Thin Bridges for Drug Text Alignment: Lightweight Contrastive Learning for Target Specific Drug Retrieval
Mallikarjuna Tupakula
TL;DR
This work tackles cross-modal drug-text alignment by using thin contrastive bridges that connect frozen unimodal encoders for chemical fingerprints and biomedical text. The authors train dual linear projections with a symmetric InfoNCE objective in a shared $d=256$ space, employing a temperature of $T=0.07$ and a margin-based hard-negative strategy to disambiguate drugs acting on the same target. On ChEMBL with scaffold-based splits, the ECFP4-based bridge combined with enriched text achieves strong cross-modal retrieval, including high within-target discrimination (e.g., Recall@1 up to ~0.76 and MRR ~0.86), and demonstrates generalization beyond seen scaffolds.

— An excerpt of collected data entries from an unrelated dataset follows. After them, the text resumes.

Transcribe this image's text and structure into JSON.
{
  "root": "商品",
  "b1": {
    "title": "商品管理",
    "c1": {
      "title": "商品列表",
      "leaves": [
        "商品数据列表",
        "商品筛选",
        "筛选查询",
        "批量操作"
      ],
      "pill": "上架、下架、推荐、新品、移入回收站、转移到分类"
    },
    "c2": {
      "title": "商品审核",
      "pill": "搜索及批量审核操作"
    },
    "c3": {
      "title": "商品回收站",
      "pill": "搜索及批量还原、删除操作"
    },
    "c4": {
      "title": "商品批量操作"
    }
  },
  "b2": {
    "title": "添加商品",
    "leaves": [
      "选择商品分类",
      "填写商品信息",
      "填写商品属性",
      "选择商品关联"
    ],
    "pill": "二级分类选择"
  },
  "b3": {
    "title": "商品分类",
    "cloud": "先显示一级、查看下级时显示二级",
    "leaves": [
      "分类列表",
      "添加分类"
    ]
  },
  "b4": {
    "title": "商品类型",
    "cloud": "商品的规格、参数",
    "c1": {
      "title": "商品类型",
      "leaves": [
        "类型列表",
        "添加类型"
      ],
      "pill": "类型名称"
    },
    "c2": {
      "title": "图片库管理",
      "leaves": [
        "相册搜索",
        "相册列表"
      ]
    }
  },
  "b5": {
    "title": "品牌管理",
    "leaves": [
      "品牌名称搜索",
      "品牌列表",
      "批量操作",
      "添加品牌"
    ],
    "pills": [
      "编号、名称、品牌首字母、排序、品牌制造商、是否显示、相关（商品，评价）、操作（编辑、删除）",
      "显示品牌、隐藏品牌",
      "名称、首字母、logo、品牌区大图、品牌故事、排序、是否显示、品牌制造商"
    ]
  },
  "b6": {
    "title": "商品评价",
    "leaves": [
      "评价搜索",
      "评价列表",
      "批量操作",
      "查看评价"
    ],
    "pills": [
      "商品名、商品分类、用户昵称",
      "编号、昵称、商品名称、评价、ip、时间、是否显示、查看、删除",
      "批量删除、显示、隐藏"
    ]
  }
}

The results argue that compute-efficient thin bridges can provide scalable, scaffold-aware retrieval foundations for downstream generative drug design pipelines, enabling rapid, target-specific drug text alignment with practical implications for precision medicine.
Abstract
Multimodal foundation models hold promise for drug discovery and biomedical applications, but most existing approaches rely on heavy pretraining or large scale multimodal corpora. We investigate whether thin contrastive bridges, lightweight projection heads over frozen unimodal encoders can align chemical and textual representations without training a full multimodal model. Using paired mechanisms from ChEMBL, we align ECFP4 molecular fingerprints with biomedical sentence embeddings through dual linear projections trained with a contrastive objective. To better handle drugs sharing the same therapeutic target, we incorporate hard negative weighting and a margin loss. Evaluation under scaffold based splits, which require generalization across disjoint chemical cores, demonstrates that our approach achieves non-trivial cross modal alignment and substantially improves within target discrimination compared to frozen baselines. These results suggest that thin bridges offer a compute efficient alternative to large scale multimodal pretraining, enabling scaffold aware drug text alignment and target specific retrieval in precision medicine.